I opened my mouth to scream I've been in this world six hours and the only thing I've penetrated is a nap under a tree—when a tiny black blur yeeted itself through the air, landed on cat-girl's shoulder, and started licking her tears.

The cat. The same ninja assassin from earlier.

Cat-girl instantly brightened, nuzzling it. "Precious! There you are!"

She turned and walked off without another word, like the last five minutes of pure societal execution never happened.

Silence.

Fox sisters stared. Crowd stared. I stood there labeled as the village's combined cookie-rejecting, virginity-stealing, heart-breaking final boss.

A random guy in the back slow-clapped. "Man's got negative rizz."

I looked at the sky and asked whatever god truck-kunned me here why comedy hates me.

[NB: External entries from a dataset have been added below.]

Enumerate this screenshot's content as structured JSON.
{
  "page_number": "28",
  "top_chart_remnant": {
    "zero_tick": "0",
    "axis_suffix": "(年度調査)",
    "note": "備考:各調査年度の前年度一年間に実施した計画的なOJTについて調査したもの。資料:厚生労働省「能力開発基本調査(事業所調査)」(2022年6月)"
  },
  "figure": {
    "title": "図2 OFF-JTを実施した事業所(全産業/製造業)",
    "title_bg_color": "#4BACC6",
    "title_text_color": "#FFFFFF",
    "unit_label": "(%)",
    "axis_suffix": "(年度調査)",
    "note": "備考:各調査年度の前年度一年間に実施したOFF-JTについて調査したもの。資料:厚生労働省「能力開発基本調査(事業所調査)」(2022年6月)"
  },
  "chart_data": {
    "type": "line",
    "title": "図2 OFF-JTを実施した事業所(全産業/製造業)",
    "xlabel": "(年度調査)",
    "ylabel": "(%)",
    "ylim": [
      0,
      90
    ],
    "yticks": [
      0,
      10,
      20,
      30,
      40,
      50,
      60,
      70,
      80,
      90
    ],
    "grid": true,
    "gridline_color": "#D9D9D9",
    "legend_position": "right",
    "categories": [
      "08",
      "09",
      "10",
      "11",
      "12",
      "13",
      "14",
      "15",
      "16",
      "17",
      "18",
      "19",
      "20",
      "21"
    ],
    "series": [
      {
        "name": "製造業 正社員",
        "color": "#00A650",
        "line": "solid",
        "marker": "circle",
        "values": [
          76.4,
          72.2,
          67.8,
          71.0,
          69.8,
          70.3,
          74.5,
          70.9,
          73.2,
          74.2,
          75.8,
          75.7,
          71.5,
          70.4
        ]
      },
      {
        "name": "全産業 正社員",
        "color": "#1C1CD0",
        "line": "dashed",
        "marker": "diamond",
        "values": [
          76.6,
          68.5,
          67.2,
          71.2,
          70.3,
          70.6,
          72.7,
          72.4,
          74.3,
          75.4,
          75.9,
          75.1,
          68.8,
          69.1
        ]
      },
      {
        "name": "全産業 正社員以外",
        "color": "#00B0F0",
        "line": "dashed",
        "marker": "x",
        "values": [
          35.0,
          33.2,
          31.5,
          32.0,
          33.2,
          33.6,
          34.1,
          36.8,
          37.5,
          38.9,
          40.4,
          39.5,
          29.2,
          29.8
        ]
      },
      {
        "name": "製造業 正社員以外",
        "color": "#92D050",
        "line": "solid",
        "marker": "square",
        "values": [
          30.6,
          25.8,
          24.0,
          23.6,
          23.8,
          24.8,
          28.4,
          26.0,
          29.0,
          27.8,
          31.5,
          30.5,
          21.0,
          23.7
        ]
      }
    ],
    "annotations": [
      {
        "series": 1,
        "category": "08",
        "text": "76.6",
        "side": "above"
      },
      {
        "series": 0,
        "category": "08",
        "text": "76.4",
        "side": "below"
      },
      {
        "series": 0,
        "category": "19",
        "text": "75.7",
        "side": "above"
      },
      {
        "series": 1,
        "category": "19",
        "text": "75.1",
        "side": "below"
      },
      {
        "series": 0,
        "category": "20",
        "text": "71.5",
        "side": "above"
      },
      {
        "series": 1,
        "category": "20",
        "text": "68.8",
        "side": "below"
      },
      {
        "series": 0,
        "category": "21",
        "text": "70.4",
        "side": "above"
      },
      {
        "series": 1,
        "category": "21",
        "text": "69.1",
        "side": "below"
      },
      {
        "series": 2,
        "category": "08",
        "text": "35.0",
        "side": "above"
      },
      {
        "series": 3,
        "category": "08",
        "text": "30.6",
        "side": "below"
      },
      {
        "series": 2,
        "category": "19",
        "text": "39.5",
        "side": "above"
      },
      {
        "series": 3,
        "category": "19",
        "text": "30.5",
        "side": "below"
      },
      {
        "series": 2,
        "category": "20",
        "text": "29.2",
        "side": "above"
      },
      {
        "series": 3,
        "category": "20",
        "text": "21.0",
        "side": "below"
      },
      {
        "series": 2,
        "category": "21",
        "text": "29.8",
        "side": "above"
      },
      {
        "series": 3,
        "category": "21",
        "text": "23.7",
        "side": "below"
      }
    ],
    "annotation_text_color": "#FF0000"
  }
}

Then I shuffled toward the guild, officially the most misunderstood broke dude in fantasy history. The nine-tailed fox goddess planted herself in front of me, arms crossed, tails fanning out like a furious peacock. Her little sister clung to her leg, glaring daggers.

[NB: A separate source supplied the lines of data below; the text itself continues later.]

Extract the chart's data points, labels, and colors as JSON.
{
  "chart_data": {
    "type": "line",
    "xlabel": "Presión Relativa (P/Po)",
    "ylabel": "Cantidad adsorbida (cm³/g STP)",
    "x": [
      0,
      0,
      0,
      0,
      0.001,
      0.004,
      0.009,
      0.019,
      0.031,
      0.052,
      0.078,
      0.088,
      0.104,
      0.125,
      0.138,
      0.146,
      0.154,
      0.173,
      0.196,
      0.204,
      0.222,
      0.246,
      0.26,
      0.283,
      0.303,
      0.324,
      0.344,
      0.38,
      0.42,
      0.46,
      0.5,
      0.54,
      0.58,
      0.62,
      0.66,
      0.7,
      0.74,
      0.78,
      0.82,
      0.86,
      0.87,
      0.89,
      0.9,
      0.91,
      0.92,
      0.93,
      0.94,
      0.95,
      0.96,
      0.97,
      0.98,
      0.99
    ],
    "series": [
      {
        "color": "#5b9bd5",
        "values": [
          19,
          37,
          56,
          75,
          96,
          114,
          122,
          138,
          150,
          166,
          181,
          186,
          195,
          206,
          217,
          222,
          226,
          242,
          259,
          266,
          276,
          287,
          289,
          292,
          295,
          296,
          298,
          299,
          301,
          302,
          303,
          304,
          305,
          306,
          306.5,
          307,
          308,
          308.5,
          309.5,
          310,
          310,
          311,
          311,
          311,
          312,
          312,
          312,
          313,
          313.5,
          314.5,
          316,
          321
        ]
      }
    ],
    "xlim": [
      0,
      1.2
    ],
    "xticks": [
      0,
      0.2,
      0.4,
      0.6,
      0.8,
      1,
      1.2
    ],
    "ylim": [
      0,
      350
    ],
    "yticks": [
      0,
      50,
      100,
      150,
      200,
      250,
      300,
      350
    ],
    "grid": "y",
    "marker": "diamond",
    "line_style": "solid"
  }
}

"You're not going anywhere," big sis declared, cheeks puffed so adorably I almost forgot she was about to execute me. "How dare a mere mortal reject my baby sister's cuteness!"

"I'm broke!" I yanked both pockets inside-out. Two sad moths fluttered out and died of shame on the spot.

Silence.

Then, like a perfectly rehearsed choir, the fox sisters, the cat-girl (who'd circled back for the drama), and the entire damn village opened their mouths and sang in flawless harmony:

"What a broke-ass loser~♪"

They even added harmonies. Someone threw in a beatbox.

Critical hit. My pride dropped to 0 HP. I literally heard the Game Over sound.

Big sis flipped her hair, grabbed her sister's hand, and marched off. The crowd dispersed, still humming the chorus.

I stood there, pockets flapping like surrender flags, taking 9999 emotional damage.

…Bury me. Just dig the hole and roll me in.

Ten seconds later my shamelessness kicked in, respawned me at full health, and I shuffled toward the guild muttering, "Whatever. Money fixes reputation. Probably."